Tuesday, October 11, 2011

The Year We Built the Sukkah

Ever since my children were old enough to go to Hebrew School, each year they asked me if we could build a sukkah for the fall holiday of Sukkot

A sukkah is a small dwelling place  ---  a sort of glorified hut --- that Jews are supposed to construct and inhabit during the weeklong holiday instead of their comfortable homes with heat, indoor plumbing, and television showing the World Series. 

All things considered,  however, being pushed for a sukkah beats having your kids constantly nagging you about  getting a dog.  A sukkah doesn't have to be walked at 6:30 in the morning in February and very rarely messes on the hardwood flooring.  And since I did grow up having a dog but didn't have a sukkah,  the idea frankly kind of appealed to me as well.

There was only problem.

I am the type of  Jewish person who happens to be very mechanically inclined, meaning whenever any situation  requiring fixing or repairing things presents itself, I am very inclined to hire a mechanic. It's the same with constructing things. I have given up in disgust attempting to put together a toy for children under three from McDonald's.

So, I stonewalled.

"Guys, if we have our own sukkah, you won't enjoy the neighbor's sukkah as much."

This was true.  Our neighbor, a Jewish  man who owned an elaborate set of power tools, built a tree house for his children, and I believe spent Sundays instructing Amish people in the art of barn raising, annually built a killer sukkah. Large, sturdy, bedecked in gourds, pumpkins, and sumptuous decorations acquired by the family over years,  the neighbors' sukkah lacked only water spewing fountains to make it a secondary tourist attraction in the Philadelphia area.

Then our neighbor moved away to a house with larger property where he could presumably build an even more grandious sukkah,  and was replaced with a nice gentile family which spent appreciably less time each fall building a sukkah than turning their house each winter into Rockefeller Center.  

"Look, you guys,"  I said to the kids pressing harder for excuses, "we have kind of a smallish house and sometimes the roof leaks. That's just as good!"

Finally,  I relented.  This would be the year my son Brandon and I would build a sukkah. 

The only problem now was that  Brandon is every bit as handyman challenged as I am.  This is a young guy who looks about for a plug whenever he is required to use a screwdriver and operates a pair of plyers by blowing on them.  So we sought out some kind of  more or less ready-made sukkah. 

Knowing little, we checked the web.  Although I had my heart set on a sukkah that said "just add water," all of them said "some assembly required."  For Brandon and me, that usually means an assembly we both ought not attend. Even more compelling, all said "some dollars required," in most cases the "some dollars required" meaning "fork over multiple hundreds, yiddishe boy!"

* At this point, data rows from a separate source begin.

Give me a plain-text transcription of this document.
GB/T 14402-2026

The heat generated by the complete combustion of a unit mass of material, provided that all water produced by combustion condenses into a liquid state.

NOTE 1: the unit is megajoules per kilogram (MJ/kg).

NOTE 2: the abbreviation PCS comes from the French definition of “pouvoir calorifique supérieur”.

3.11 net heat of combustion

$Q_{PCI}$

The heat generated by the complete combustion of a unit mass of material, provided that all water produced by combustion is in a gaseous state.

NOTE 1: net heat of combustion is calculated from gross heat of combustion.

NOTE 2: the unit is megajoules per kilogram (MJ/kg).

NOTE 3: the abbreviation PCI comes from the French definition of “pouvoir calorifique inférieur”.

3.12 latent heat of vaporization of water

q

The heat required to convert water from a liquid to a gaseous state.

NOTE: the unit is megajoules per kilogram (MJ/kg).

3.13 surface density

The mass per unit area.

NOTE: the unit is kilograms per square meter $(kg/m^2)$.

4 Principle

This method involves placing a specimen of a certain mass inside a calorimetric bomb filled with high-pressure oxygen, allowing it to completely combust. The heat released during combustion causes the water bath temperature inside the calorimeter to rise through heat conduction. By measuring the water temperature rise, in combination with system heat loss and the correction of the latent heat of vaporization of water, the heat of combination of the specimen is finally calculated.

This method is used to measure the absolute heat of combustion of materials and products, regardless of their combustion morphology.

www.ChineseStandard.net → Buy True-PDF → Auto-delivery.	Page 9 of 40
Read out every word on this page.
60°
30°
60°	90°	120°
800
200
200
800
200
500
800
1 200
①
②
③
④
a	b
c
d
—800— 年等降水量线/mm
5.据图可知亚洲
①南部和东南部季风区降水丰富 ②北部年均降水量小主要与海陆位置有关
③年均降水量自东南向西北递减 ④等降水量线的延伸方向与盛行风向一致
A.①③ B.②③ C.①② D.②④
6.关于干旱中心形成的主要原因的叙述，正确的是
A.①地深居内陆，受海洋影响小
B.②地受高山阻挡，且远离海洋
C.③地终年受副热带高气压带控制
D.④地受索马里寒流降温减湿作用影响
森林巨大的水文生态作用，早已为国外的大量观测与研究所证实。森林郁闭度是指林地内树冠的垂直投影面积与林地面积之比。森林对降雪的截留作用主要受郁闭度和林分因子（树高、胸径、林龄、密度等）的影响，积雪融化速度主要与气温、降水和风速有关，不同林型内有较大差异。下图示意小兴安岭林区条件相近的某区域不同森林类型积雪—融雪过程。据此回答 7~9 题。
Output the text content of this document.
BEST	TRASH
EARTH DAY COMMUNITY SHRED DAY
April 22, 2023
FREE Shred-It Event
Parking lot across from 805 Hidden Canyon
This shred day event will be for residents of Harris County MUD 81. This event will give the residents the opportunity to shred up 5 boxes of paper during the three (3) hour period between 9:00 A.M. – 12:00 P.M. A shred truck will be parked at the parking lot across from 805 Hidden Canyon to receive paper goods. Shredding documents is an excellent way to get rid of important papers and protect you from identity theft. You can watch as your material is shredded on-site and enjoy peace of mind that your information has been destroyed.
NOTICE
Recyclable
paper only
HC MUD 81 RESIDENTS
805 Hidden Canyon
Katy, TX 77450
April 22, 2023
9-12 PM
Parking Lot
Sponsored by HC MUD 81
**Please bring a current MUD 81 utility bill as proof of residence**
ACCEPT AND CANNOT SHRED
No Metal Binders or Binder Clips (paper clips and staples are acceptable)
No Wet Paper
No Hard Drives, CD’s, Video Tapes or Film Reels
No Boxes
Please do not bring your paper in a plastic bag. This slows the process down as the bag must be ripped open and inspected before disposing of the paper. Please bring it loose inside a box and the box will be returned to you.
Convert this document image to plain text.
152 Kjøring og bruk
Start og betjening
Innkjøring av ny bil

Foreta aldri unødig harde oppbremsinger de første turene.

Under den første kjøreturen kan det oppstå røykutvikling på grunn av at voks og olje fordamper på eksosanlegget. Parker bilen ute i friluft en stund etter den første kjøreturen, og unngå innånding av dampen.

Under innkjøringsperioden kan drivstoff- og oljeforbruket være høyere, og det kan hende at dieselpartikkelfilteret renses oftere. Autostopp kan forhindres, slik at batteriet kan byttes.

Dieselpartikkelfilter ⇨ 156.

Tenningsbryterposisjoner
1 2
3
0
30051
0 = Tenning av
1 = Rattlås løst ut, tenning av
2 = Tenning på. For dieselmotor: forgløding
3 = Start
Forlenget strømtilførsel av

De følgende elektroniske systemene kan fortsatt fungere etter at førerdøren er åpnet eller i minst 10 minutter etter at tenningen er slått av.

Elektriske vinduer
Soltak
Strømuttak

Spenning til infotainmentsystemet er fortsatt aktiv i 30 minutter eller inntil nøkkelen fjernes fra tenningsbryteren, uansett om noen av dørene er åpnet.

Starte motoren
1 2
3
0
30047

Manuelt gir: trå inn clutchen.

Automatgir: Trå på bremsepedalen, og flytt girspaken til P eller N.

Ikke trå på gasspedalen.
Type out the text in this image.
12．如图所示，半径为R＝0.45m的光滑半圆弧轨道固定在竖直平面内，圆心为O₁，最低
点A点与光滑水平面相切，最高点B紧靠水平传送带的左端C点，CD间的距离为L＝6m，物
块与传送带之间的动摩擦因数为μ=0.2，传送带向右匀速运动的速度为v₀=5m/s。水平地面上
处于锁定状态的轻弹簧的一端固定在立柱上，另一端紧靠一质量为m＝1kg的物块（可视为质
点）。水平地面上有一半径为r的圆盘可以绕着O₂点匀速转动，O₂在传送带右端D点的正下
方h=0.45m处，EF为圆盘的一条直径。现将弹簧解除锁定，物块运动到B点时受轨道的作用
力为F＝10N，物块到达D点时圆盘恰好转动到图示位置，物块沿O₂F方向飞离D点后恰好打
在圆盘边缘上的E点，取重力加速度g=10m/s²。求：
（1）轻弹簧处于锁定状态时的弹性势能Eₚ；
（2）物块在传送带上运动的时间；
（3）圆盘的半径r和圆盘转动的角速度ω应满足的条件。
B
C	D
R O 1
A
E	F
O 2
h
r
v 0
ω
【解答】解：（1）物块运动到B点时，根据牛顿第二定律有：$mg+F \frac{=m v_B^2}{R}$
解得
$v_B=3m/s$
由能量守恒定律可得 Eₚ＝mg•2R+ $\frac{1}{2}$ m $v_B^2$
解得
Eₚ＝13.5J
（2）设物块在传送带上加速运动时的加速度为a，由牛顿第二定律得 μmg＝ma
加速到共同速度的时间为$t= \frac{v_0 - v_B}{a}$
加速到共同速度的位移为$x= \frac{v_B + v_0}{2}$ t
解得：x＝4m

Our  new neighbor, also quite handy, came to our rescue with multiple plywood boards and cinder blocks. The boards were somewhat daunting and featured wood knots the size of supernovas, but at least I was familiar with cinder blocks, their having served as more or less the sole decoration for my dorm room the first three years of college. 

The some assembly yet required was not without its share of modestly banged fingers, scraped shins, and "where's the plug for the hammer, Dad?," but we managed to wedge  the plywood between the cinder blocks, lay on the flat wooden top, and cover the whole thing with sheets which had long ago seen their better days.

And so, a hovel-like structure arose!

We next enlisted neighborhood children to make decorations, most of whom proved to be as artistically challenged as we were mechanically so.  We added gourds and pumpkins,  blessed the sukkah, and though some of our Jewish neighbors said it looked great "but when was it going to be finished?," we were ready to spend happy times there well in advance of the holiday.

That is, well in advance of the rainy holiday! 

That year it rained the first five days of Sukkot, during which time we had to content ourselves with spending happy times admiring our handiwork getting drenched.  By the time it dried out at the end of the holiday, though, we did  get to enjoy a meal or two there.

Sitting in the sukkah, gazing skyward, and chowing down on the traditional corned beef specials, french fries, and Coca-Cola from Murray's Delicatessen, I think we both felt a little bit proud of our achievement and maybe a little bit closer to our Jewish roots.

Since then circumstances have intervened,  and that was the last sukkah Brandon and I ever built.

I'm still using the same excuse. "Y'know Bran," I say, "we live in kind of a smallish house and sometimes the roof leaks.  That's just as ...."

No, it isn't just as good. 

We  found that out the year we built the sukkah.

Not a Member of the Tribe?

   sukkah - which I already explained above.  You're good to go on this one!


Susan B said...

I love your story! I plan to add a link to it to the Haveil Havelim blog carnival on Sunday, Oct. 16 on my blog: www.kissamezuzah.blogspot.com

Perry Block said...

Thank you, Susan.

That makes me so happy, I could kiss a mezzuzah!